Doing Business in Australia 2015: Privacy Law

“The Privacy Act 1988 (Cth) (Privacy Act), which is the key legislation regulating the use of personal information in Australia. It imposes privacy related obligations on public and private organisations which do business in Australia, in relation to the collection, use, disclosure and storage of personal information.”

An “organisation” is defined to mean an individual, body corporate, partnership, unincorporated association and a trust. Specifically excluded are, among other entities, small business operators (defined as a business with a turnover of $3 million or less a year and which does not trade in personal information, provide a health service, hold health information or provide services to the Federal Government).

The Privacy Act has been significantly reformed with the introduction of the new Privacy Amendment (Enhancing Privacy Protection) Act 2012 (Cth) in November of 2012. 

As from 12 March 2014, the core privacy obligations for organisations are set out in thirteen Australian Privacy Principles (APPs). The APPs are principles-based law and set out standards, rights and obligations in relation to the handling of personal information. They are structured to reflect the personal information lifecycle, including matters related to:

  • the consideration of personal information privacy,
  • collection of personal information,
  • dealing with personal information,
  • integrity of personal information, and
  • access to, and correction of, personal information.

The APPs apply to both Australian government agencies as well as the private sector. Compliance with the APPs is mandatory. 

The APPs require an organisation to, amongst other things, have a clearly expressed and up-to-date privacy policy which describes how the organisation manages personal information - including how it collects personal information, for what purposes and to whom it discloses that information.

An important obligation is in relation to the disclosure of personal information to a location outside of Australia. The APPs place responsibility on the domestic organisation to take reasonable steps to ensure that the overseas recipient does not breach the APPs in relation to the information. 

In such circumstances, the domestic organisation will, subject to certain exceptions, be accountable for any acts or practices of the overseas recipient that would breach the APPs.

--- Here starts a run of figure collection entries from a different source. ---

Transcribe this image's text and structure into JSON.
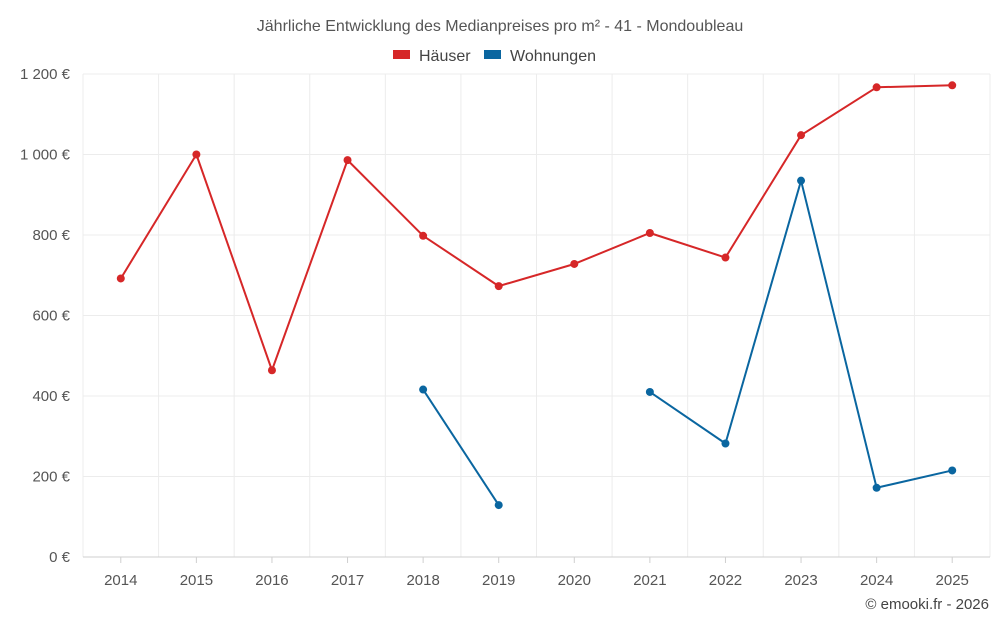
{
  "chart_data": {
    "type": "line",
    "title": "Jährliche Entwicklung des Medianpreises pro m² - 41 - Mondoubleau",
    "categories": [
      "2014",
      "2015",
      "2016",
      "2017",
      "2018",
      "2019",
      "2020",
      "2021",
      "2022",
      "2023",
      "2024",
      "2025"
    ],
    "ylim": [
      0,
      1200
    ],
    "yticks": [
      0,
      200,
      400,
      600,
      800,
      1000,
      1200
    ],
    "ytick_labels": [
      "0 €",
      "200 €",
      "400 €",
      "600 €",
      "800 €",
      "1 000 €",
      "1 200 €"
    ],
    "grid": true,
    "legend_position": "top-center",
    "series": [
      {
        "name": "Häuser",
        "color": "#d62728",
        "values": [
          692,
          1000,
          464,
          986,
          798,
          673,
          728,
          805,
          744,
          1048,
          1167,
          1172
        ]
      },
      {
        "name": "Wohnungen",
        "color": "#0a66a0",
        "values": [
          null,
          null,
          null,
          null,
          416,
          129,
          null,
          410,
          282,
          935,
          172,
          215
        ]
      }
    ],
    "copyright": "© emooki.fr - 2026"
  }
}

The Privacy Act places special requirements on operators in the health, credit providing and credit reporting industries. It also contains more stringent rules which apply to organisations that collect sensitive information, including information concerning a person’s racial or ethnic origin, political or religious affiliations, membership of a trade association or union, sexual practices, criminal record or health.

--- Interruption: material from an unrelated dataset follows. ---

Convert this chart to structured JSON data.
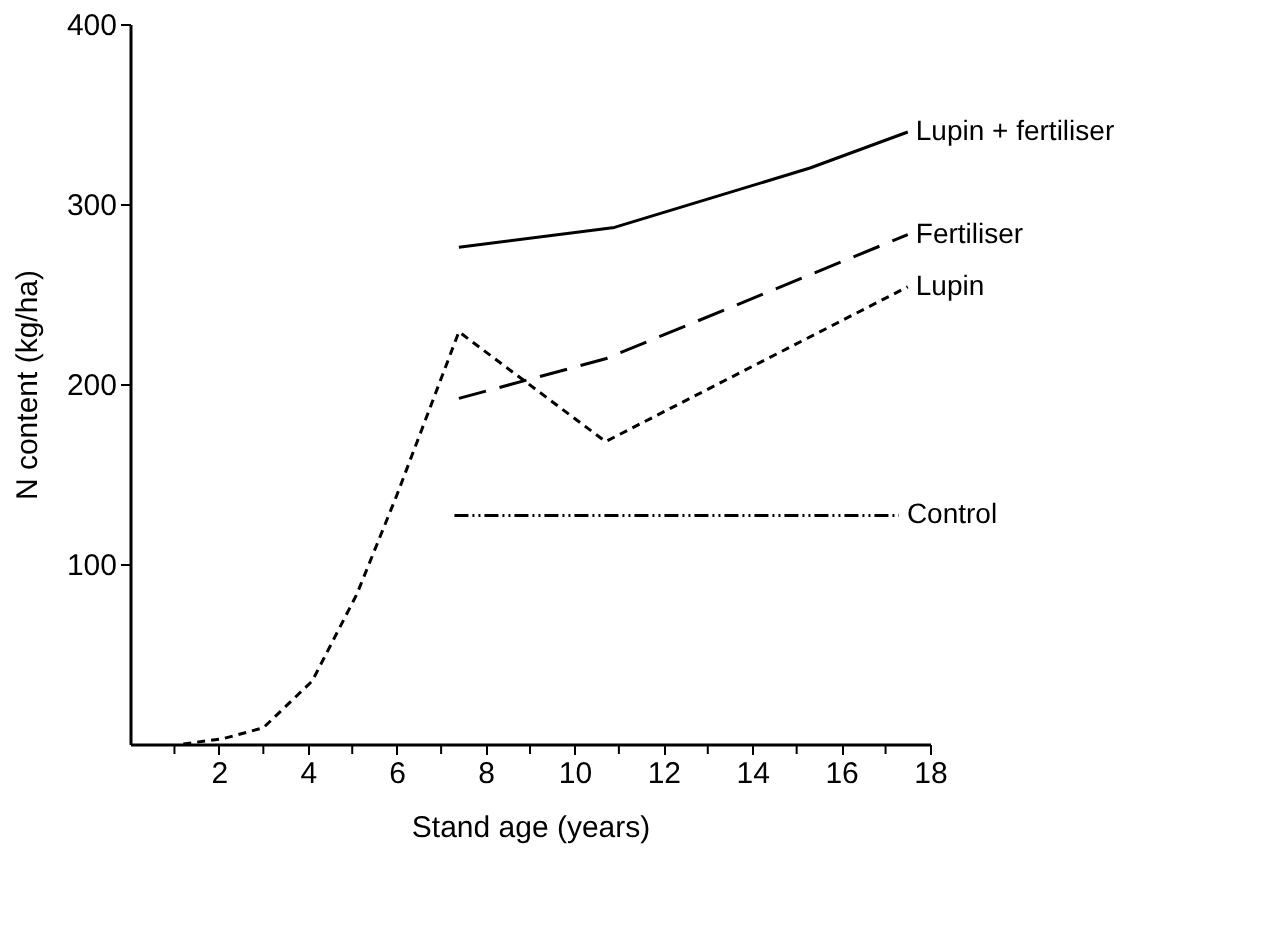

At present, there are limited exemptions from the Privacy Act in relation to employee records and journalism practices, and for organisations acting under government contracts.

At the State level, the requirements of the Privacy Act are supplemented by State legislation and regulations regarding personal and health information. For example, in New South Wales, all employers must comply with:

  • the Workplace Surveillance Act 2005 (NSW) which regulates how employees may be monitored while at work, including in relation to video surveillance and computer tracking/monitoring of emails, and
  • the Health Records and Information Privacy Act 2002 (NSW) in relation to “health information” of individuals.

It is recommended that organisations appoint an employee to assume the duties of “Privacy Officer”.

Data retention law

The Australian Government has recently passed the Telecommunications (Interception and Access) Amendment (Data Retention) Act 2015 (Data Retention Amendment), which introduces further compliance requirements for internet and telecommunications service providers. The Data Retention Amendment requires these service providers to keep prescribed communication-related metadata, such as the date, time and duration of a telephone call or email, for a two year period. The operative provisions of the Data Retention Amendment commence in September 2015. 

For the purposes of privacy compliance, data retained under the Data Retention Amendment is assumed to be personal information if that information relates to an individual or is a communication to or from an individual. As such, the obligations and principles set out in the Privacy Act and the APPs specifically apply to data retained by service providers under the Data Retention Amendment.

Data breach reporting 

The Australian Government is also expected to shortly introduce mandatory data breach reporting legislation.